Litaf, also known as lipopolysaccharide-induced tumor necrosis factor-α factor or p53-induced gene 7 (PIG7), is a protein with diverse functions. It acts as a transcription factor that can activate the transcription of TNF-α and is involved in regulating the inflammatory response. It also participates in various cellular processes such as membrane repair, ion channel regulation, and is associated with pathways like NF-κB, ASK1-JNK/p38, and FOXO1-SIRT1 [1,2,3]. It is of great biological importance as it is involved in multiple disease-related processes and cellular functions. Genetic models, especially gene knockout models, are valuable for studying its functions.

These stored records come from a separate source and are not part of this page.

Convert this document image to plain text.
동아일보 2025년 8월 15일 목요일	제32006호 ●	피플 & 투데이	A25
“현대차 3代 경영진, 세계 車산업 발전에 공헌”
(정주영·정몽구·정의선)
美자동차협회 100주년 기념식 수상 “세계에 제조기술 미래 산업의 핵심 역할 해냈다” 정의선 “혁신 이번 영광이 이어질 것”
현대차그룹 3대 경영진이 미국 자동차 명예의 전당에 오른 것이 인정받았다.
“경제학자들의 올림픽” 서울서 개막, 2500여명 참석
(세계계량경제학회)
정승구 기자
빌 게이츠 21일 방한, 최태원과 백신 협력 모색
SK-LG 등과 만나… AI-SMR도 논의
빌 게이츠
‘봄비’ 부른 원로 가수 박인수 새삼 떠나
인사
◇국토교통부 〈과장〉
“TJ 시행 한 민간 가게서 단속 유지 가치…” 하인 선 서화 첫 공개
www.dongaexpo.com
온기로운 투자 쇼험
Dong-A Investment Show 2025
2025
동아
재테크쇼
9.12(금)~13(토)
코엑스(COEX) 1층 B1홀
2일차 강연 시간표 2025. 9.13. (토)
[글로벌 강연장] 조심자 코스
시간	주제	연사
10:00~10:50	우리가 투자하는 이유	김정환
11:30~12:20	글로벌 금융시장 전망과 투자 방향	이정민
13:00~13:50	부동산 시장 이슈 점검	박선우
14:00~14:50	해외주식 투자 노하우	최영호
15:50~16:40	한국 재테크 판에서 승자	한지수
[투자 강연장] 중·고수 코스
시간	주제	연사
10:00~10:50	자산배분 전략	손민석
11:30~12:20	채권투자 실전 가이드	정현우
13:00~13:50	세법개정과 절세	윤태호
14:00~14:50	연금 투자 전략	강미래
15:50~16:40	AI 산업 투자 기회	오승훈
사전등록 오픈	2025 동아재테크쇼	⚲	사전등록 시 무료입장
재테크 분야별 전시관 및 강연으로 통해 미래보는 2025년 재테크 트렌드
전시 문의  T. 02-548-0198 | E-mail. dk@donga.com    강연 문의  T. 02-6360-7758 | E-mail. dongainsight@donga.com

In gene knockout studies, LITAF deficiency exacerbated cardiac hypertrophy and fibrosis compared with wild-type mice, indicating its role as a negative regulator of cardiac remodeling [2]. In atherosclerotic plaque formation, the area of atherosclerotic plaques was substantially lower in LITAF-/-mice compared to the control group, suggesting LITAF promotes atherosclerotic plaque formation through the NF-κB pathway [4].

In conclusion, Litaf plays essential roles in membrane repair, regulation of cardiac remodeling, and atherosclerotic plaque formation. Gene knockout mouse models have significantly contributed to understanding its functions in cardiac and atherosclerotic disease areas, providing insights into the underlying molecular mechanisms and potential therapeutic targets.